UBC in pursuit of competitively-priced self-tinting windows
March 11, 2018 - UBC chemistry researchers say they have developed a simple, cost-effective technique for making smart windows that could lead the way for wide-scale adoption of this energy-saving technology.
By Anthony Capkun
Smart windows conserve building energy by switching from clear to tinted, dynamically controlling heat and light from the sun, depending on the building and occupants’ needs.
“Conventional windows waste a third of all energy used to heat, ventilate and air-condition buildings,” said prof. Curtis Berlinguette. “Smart window technologies offer the opportunity to reduce these energy losses, but the main challenge is finding ways to make these windows less expensive.”
Wei Cheng, who led this project as part of his post-doctoral work at UBC, found a new way to make glass materials that change colour in response to electricity, building on a technique co-developed in Berlinguette’s lab. Cheng’s method deposits a liquid solution containing a metal ion onto glass, then uses UV light to transform it into a film that coats the glass. The film is completely transparent but becomes blue when electricity passes through, ultimately creating the active component of a smart window.

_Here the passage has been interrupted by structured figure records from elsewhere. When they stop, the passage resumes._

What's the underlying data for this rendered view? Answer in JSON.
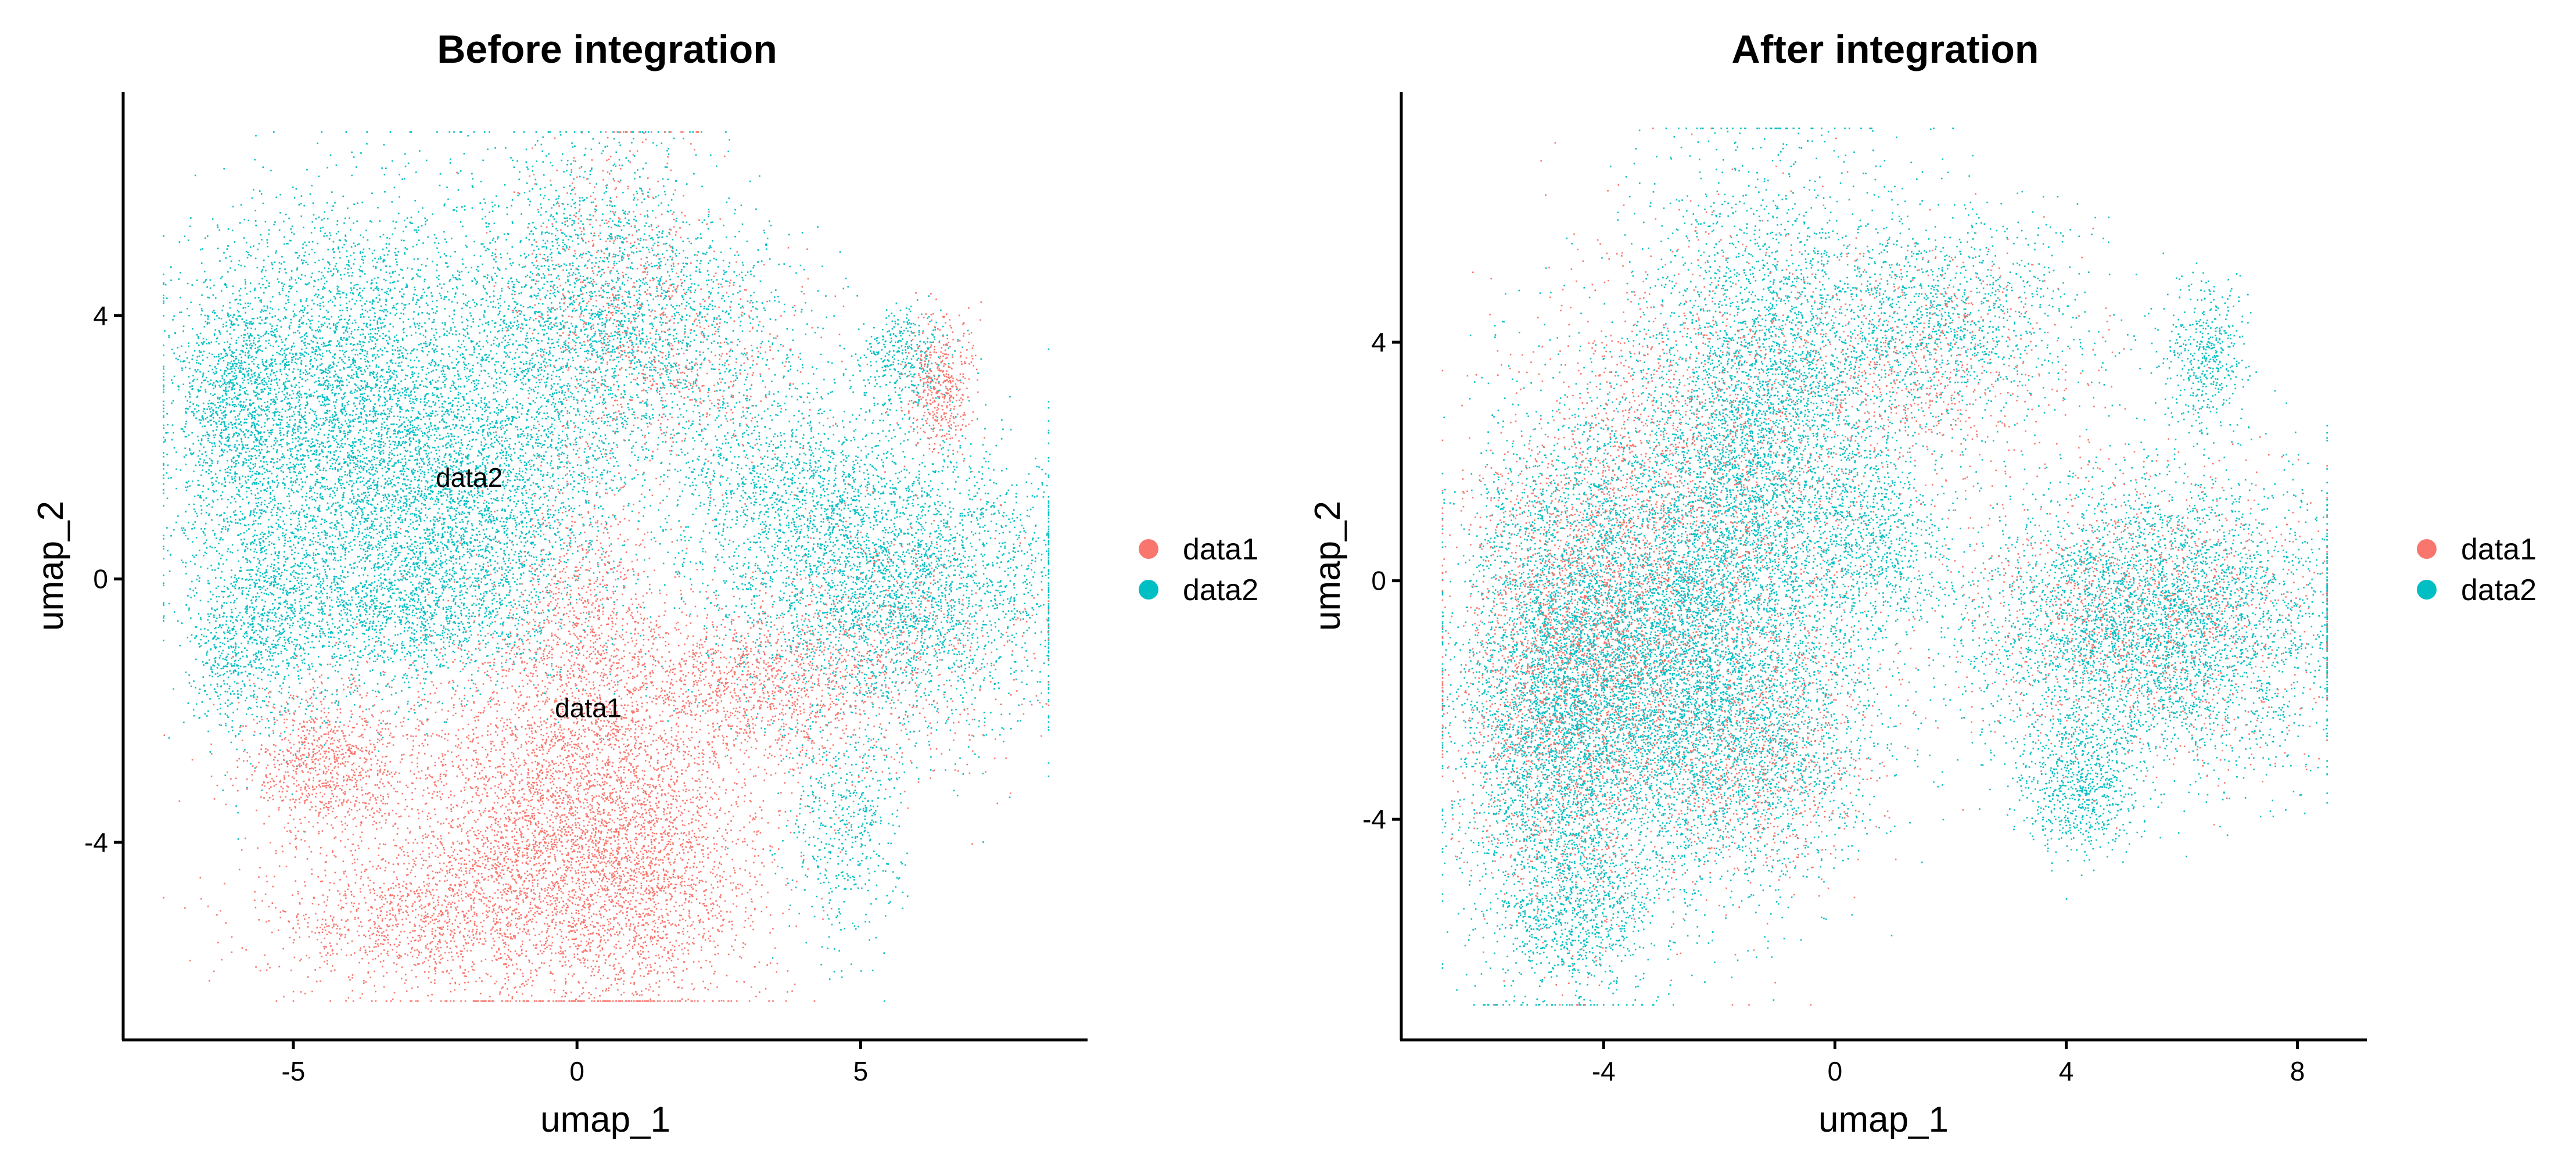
{
  "colors": {
    "data1": "#F8766D",
    "data2": "#00BFC4"
  },
  "chart_data": [
    {
      "type": "scatter",
      "title": "Before integration",
      "xlabel": "umap_1",
      "ylabel": "umap_2",
      "xlim": [
        -8.0,
        9.0
      ],
      "ylim": [
        -7.0,
        7.4
      ],
      "xticks": [
        -5,
        0,
        5
      ],
      "yticks": [
        -4,
        0,
        4
      ],
      "grid": false,
      "legend": "right",
      "legend_entries": [
        "data1",
        "data2"
      ],
      "labels": [
        {
          "text": "data2",
          "x": -1.9,
          "y": 1.4
        },
        {
          "text": "data1",
          "x": 0.2,
          "y": -2.1
        }
      ],
      "series": [
        {
          "name": "data2",
          "clusters": [
            {
              "cx": -4.2,
              "cy": 2.9,
              "sx": 1.3,
              "sy": 1.4,
              "w": 5
            },
            {
              "cx": -6.0,
              "cy": 2.6,
              "sx": 0.55,
              "sy": 1.0,
              "w": 1.5
            },
            {
              "cx": -5.5,
              "cy": -0.4,
              "sx": 0.7,
              "sy": 1.0,
              "w": 1.5
            },
            {
              "cx": -2.2,
              "cy": 1.0,
              "sx": 1.4,
              "sy": 1.1,
              "w": 4
            },
            {
              "cx": -3.0,
              "cy": -0.5,
              "sx": 1.2,
              "sy": 0.6,
              "w": 1.5
            },
            {
              "cx": -0.8,
              "cy": 3.4,
              "sx": 1.1,
              "sy": 1.4,
              "w": 2
            },
            {
              "cx": 0.5,
              "cy": 4.2,
              "sx": 1.0,
              "sy": 1.4,
              "w": 1.5
            },
            {
              "cx": 1.8,
              "cy": 3.8,
              "sx": 1.3,
              "sy": 0.9,
              "w": 1.2
            },
            {
              "cx": 5.5,
              "cy": 0.0,
              "sx": 1.6,
              "sy": 1.1,
              "w": 5
            },
            {
              "cx": 3.5,
              "cy": 1.6,
              "sx": 1.1,
              "sy": 0.8,
              "w": 1.2
            },
            {
              "cx": 5.8,
              "cy": 3.3,
              "sx": 0.4,
              "sy": 0.4,
              "w": 0.5
            },
            {
              "cx": 4.7,
              "cy": -3.8,
              "sx": 0.5,
              "sy": 0.9,
              "w": 0.7
            },
            {
              "cx": -6.2,
              "cy": -1.3,
              "sx": 0.3,
              "sy": 0.5,
              "w": 0.3
            }
          ]
        },
        {
          "name": "data1",
          "clusters": [
            {
              "cx": -0.2,
              "cy": -3.6,
              "sx": 1.6,
              "sy": 1.5,
              "w": 6
            },
            {
              "cx": -4.4,
              "cy": -2.8,
              "sx": 0.7,
              "sy": 0.6,
              "w": 1.3
            },
            {
              "cx": -2.8,
              "cy": -5.2,
              "sx": 1.4,
              "sy": 0.55,
              "w": 1.5
            },
            {
              "cx": 1.2,
              "cy": -4.6,
              "sx": 1.1,
              "sy": 0.9,
              "w": 1.5
            },
            {
              "cx": 0.1,
              "cy": -0.9,
              "sx": 0.7,
              "sy": 1.3,
              "w": 1.2
            },
            {
              "cx": 3.2,
              "cy": -1.6,
              "sx": 1.2,
              "sy": 0.6,
              "w": 1.5
            },
            {
              "cx": 6.4,
              "cy": 2.9,
              "sx": 0.3,
              "sy": 0.5,
              "w": 0.6
            },
            {
              "cx": 0.6,
              "cy": 4.4,
              "sx": 0.8,
              "sy": 1.3,
              "w": 0.8
            },
            {
              "cx": 2.2,
              "cy": 3.2,
              "sx": 1.0,
              "sy": 0.8,
              "w": 0.5
            },
            {
              "cx": 5.5,
              "cy": -1.0,
              "sx": 1.4,
              "sy": 1.0,
              "w": 0.8
            }
          ]
        }
      ]
    },
    {
      "type": "scatter",
      "title": "After integration",
      "xlabel": "umap_1",
      "ylabel": "umap_2",
      "xlim": [
        -7.5,
        9.2
      ],
      "ylim": [
        -7.7,
        8.2
      ],
      "xticks": [
        -4,
        0,
        4,
        8
      ],
      "yticks": [
        -4,
        0,
        4
      ],
      "grid": false,
      "legend": "right",
      "legend_entries": [
        "data1",
        "data2"
      ],
      "labels": [],
      "series": [
        {
          "name": "data2",
          "clusters": [
            {
              "cx": -4.8,
              "cy": -2.0,
              "sx": 0.9,
              "sy": 2.2,
              "w": 5
            },
            {
              "cx": -3.0,
              "cy": -1.0,
              "sx": 1.2,
              "sy": 2.0,
              "w": 5
            },
            {
              "cx": -1.2,
              "cy": 2.5,
              "sx": 1.1,
              "sy": 2.2,
              "w": 5
            },
            {
              "cx": -1.4,
              "cy": -2.6,
              "sx": 1.1,
              "sy": 1.2,
              "w": 2
            },
            {
              "cx": 1.8,
              "cy": 4.4,
              "sx": 1.3,
              "sy": 0.9,
              "w": 1.5
            },
            {
              "cx": 0.6,
              "cy": 0.6,
              "sx": 0.6,
              "sy": 0.9,
              "w": 0.8
            },
            {
              "cx": 5.5,
              "cy": -0.7,
              "sx": 1.6,
              "sy": 1.2,
              "w": 5
            },
            {
              "cx": 4.2,
              "cy": -3.4,
              "sx": 0.5,
              "sy": 0.6,
              "w": 0.8
            },
            {
              "cx": 6.4,
              "cy": 3.8,
              "sx": 0.35,
              "sy": 0.6,
              "w": 0.5
            },
            {
              "cx": -4.5,
              "cy": -5.6,
              "sx": 0.6,
              "sy": 0.6,
              "w": 0.6
            }
          ]
        },
        {
          "name": "data1",
          "clusters": [
            {
              "cx": -4.6,
              "cy": -1.5,
              "sx": 1.0,
              "sy": 2.0,
              "w": 2.5
            },
            {
              "cx": -2.5,
              "cy": 0.8,
              "sx": 1.5,
              "sy": 2.4,
              "w": 2.5
            },
            {
              "cx": 5.3,
              "cy": -0.6,
              "sx": 1.6,
              "sy": 1.2,
              "w": 1.5
            },
            {
              "cx": 1.4,
              "cy": 3.6,
              "sx": 1.4,
              "sy": 1.0,
              "w": 0.8
            },
            {
              "cx": -1.2,
              "cy": -3.0,
              "sx": 1.0,
              "sy": 1.0,
              "w": 0.7
            }
          ]
        }
      ]
    }
  ]
}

Smart windows currently cost about $500 to $1000-m2 to make, much higher than the $30 to $200-m2 cost of a conventional glass window. With this new method, windows could be manufactured without high temperatures or the vacuum equipment currently used to make such devices, thereby reducing the cost.
“Our technique creates a uniform dynamic coating without the need for special instrumentation,” said Cheng. “Another advantage of our method is that it is compatible with many different metals, and it is scalable.”
Berlinguette and Cheng continue to work to prove the technique by making larger windows that are stable for extended periods.
“A commercial window needs to last many years, and we need to prove our windows can do the same,” said Cheng, who also noted that they were experimenting with more neutral tints so the windows would turn grey instead of blue.
The paper describing this technique, “Photodeposited amorphous oxide films for electrochromic windows”, was published in Chem.